Wednesday, January 10, 2007

Bush's speech

I heard it in my car, liked it a lot. Instapundit links to Don Souber 'on Kennedy' in which piece is an elegaic, if abstract, reflection of what we lost by abandoning VN. We didn't watch as Creighton Abrams, Gen. Westmoreland's successor, and our diminishing soldiers, with the Vietnamese, building on earlier sacrifices established a new country there which our congress, taking to heart our cynicism, abandoned. Our ability to learn and the posibility of rehabilitation contribute to my faith that we can bring a good peace and not accept a sardonic and cynical view.

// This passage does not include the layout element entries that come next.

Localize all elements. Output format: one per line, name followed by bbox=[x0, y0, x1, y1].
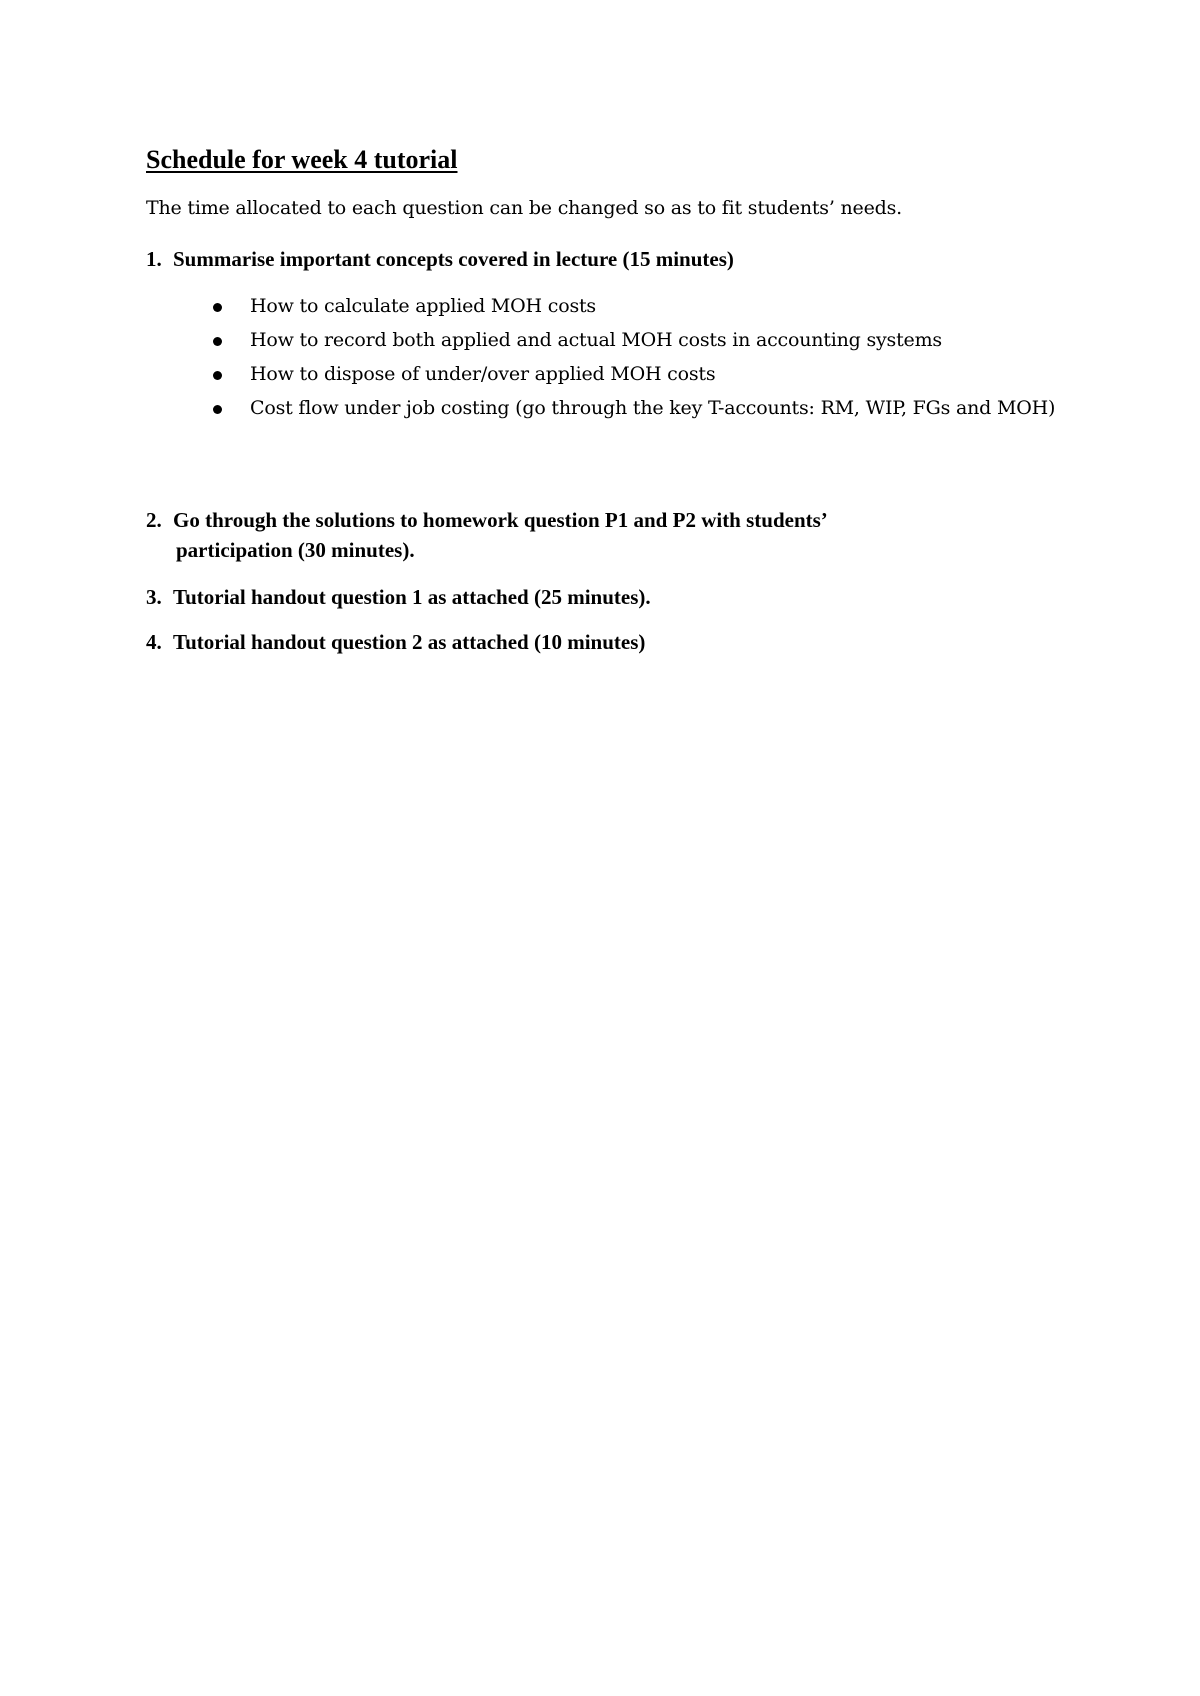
section-text: Tutorial handout question 1 as attached (25 minutes). bbox=[173, 585, 651, 609]
section-text-continuation: participation (30 minutes). bbox=[176, 538, 415, 562]
section-text: Go through the solutions to homework question P1 and P2 with students’ bbox=[173, 508, 828, 532]
section-text: Summarise important concepts covered in lecture (15 minutes) bbox=[173, 247, 734, 271]
list-item bbox=[213, 290, 1073, 322]
bullet-icon bbox=[213, 405, 222, 414]
bullet-icon bbox=[213, 303, 222, 312]
bullet-icon bbox=[213, 337, 222, 346]
document-title: Schedule for week 4 tutorial bbox=[146, 145, 458, 174]
section-3-heading bbox=[146, 582, 651, 612]
section-1-heading bbox=[146, 244, 734, 274]
section-number: 2. bbox=[146, 508, 162, 532]
list-item-text: How to dispose of under/over applied MOH costs bbox=[250, 363, 716, 385]
section-number: 3. bbox=[146, 585, 162, 609]
list-item bbox=[213, 358, 1073, 390]
section-number: 4. bbox=[146, 630, 162, 654]
list-item-text: How to record both applied and actual MOH costs in accounting systems bbox=[250, 329, 942, 351]
section-2-heading bbox=[146, 505, 1046, 565]
list-item-text: How to calculate applied MOH costs bbox=[250, 295, 596, 317]
concepts-list bbox=[213, 290, 1073, 426]
list-item bbox=[213, 392, 1073, 424]
bullet-icon bbox=[213, 371, 222, 380]
section-4-heading bbox=[146, 627, 645, 657]
intro-paragraph: The time allocated to each question can be changed so as to fit students’ needs. bbox=[146, 197, 902, 219]
list-item bbox=[213, 324, 1073, 356]
section-text: Tutorial handout question 2 as attached (10 minutes) bbox=[173, 630, 646, 654]
section-number: 1. bbox=[146, 247, 162, 271]
list-item-text: Cost flow under job costing (go through the key T-accounts: RM, WIP, FGs and MOH) bbox=[250, 397, 1056, 419]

Wednesday, January 03, 2007

Truth stumbles into us

The Dallas newspaper's Steve Blow (reg. required) is saying that if only Gerald Ford had told us about his questions about what George Bush was going to do in Iraq, the debate could have saved us. Journalist star Woodward got former President Ford to say some things, which come out at us now like him falling out of a helicopter, perhaps as a way to have the star's rapt attention. To say that this would have saved us is to have trouble in a marital relationship and say if only we had talked to Anna Nicole Smith's 91 year old husband before getting into the relationship everything would've been fine. To paraphrase Animal Farm, 'Any thing's possible but some things are more possible than others.'

The problem with this approach is that it really has to do with the 'Go/ No go' question with regard to the war. In regard to that question, I think you have to look at Kesher Talk's unmarked milestone. Could we have significantly turned over policy decisions to a group of notables there shortly after the overthrow of Saddam? That would be my speculation for what would have the best post 'Mission accomplished' course. I think you would have the inherent drive of the Sadr forces to dominate over other elements that wouldn't have been solved directly by this method. Nevertheless, I think this course which would have recapitulated the beginning of our own development. Those people largely had the 'hearts and minds' of the Iraqis as did the prosperous landowners and others at the start of America. In our plodding way though, we are hoping for and making the conditions for a democratic solution there in Iraq.